5. NINDS Awards $3.2 Million Grant to UMass Chan Investigator to Develop AAV Gene Therapy for UBA5 Disorder

The National Institute of Neurological Disorders and Stroke (NINDS) has awarded Toloo Taghian, PhD, an assistant professor of genetic and cellular medicine and radiology at UMass Chan Medical School, a 5-year, $3.2 million grant to advance gene therapy development for UBA5 disorder (developmental and epileptic encephalopathy 44; DEE44), an ultrarare progressive neurological disease with approximately 40 diagnosed cases worldwide and no approved treatments. The grant will support investigation of disease mechanisms, biomarker identification, and preclinical development of an adeno-associated virus (AAV) AAV-based gene therapy approach targeting the UBA5 gene, which encodes a protein essential for the UFMylation pathway in cellular homeostasis.

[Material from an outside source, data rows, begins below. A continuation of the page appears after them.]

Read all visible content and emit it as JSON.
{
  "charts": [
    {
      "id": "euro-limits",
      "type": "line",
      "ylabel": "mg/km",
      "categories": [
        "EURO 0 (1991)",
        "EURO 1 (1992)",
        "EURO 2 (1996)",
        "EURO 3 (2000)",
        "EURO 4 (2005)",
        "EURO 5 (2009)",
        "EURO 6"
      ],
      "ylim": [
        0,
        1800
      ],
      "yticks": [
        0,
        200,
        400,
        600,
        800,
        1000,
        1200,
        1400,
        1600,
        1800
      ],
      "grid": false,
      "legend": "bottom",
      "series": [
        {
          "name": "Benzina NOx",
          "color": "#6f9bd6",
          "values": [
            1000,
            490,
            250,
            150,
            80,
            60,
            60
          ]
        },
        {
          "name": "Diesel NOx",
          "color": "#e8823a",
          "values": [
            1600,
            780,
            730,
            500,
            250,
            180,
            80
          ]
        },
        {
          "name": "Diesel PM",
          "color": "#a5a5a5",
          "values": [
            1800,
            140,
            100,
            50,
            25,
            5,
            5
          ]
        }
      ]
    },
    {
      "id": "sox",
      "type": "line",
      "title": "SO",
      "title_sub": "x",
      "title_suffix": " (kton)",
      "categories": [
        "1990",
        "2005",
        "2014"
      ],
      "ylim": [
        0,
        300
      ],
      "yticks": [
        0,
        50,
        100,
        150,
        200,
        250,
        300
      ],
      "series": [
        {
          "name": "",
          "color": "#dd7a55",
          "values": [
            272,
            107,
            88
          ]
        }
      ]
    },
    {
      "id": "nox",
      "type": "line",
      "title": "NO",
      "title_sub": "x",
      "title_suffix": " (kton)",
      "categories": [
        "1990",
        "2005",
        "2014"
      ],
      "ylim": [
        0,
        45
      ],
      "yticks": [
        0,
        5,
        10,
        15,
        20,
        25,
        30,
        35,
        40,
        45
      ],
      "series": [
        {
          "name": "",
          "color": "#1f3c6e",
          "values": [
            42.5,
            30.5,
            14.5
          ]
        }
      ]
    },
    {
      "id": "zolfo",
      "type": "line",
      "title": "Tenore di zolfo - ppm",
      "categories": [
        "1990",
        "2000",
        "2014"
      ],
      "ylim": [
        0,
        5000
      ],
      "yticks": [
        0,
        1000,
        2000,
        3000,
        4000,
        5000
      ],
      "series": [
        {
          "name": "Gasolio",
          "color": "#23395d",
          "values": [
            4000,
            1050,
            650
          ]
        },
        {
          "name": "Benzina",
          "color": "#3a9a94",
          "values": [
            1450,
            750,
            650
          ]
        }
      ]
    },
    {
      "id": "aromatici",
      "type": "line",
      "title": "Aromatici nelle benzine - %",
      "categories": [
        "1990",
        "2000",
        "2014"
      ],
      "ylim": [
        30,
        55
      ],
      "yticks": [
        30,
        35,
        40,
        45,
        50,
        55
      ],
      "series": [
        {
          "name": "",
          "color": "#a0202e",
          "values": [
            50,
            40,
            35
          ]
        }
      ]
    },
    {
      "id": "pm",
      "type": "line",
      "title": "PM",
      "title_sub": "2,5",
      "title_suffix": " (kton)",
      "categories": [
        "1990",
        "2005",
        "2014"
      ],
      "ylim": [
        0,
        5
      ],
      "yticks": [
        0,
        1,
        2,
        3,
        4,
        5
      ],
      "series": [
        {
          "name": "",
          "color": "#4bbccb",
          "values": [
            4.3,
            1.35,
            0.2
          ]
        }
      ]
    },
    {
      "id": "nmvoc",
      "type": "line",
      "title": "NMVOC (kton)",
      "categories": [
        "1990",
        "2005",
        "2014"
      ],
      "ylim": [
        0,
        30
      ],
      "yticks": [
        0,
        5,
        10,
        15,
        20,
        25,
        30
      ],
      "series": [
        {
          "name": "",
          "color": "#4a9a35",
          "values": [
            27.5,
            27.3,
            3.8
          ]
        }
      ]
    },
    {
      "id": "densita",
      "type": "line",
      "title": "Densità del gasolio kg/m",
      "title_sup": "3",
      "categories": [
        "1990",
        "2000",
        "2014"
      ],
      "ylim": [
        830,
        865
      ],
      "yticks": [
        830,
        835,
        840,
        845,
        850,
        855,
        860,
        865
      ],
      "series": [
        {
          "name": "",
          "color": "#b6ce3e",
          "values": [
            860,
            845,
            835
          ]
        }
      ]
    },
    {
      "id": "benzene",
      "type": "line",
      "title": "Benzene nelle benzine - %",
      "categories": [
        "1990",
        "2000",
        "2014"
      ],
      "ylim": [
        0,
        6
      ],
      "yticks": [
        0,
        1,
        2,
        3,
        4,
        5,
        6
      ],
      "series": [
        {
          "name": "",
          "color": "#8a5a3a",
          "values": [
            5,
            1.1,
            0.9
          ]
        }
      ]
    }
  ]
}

6. Fractyl Health Receives Clinical Trial Authorization in Netherlands for Type 2 Diabetes Gene Therapy

Fractyl Health has received Clinical Trial Application authorization in the Netherlands to initiate a phase 1/2 first-in-human study of RJVA-001, an investigational AAV vector-based gene therapy designed to enable nutrient-responsive GLP-1 expression within pancreatic beta cells via a one-time endoscopic ultrasound-guided intrapancreatic infusion. The open-label, single-ascending-dose trial will enroll adults aged 35 to 70 years with inadequately controlled type 2 diabetes on stable background therapy including GLP-1 receptor agonists. Notably, RJVA-001 is the first AAV vector-based gene therapy to enter clinical-stage development for type 2 diabetes.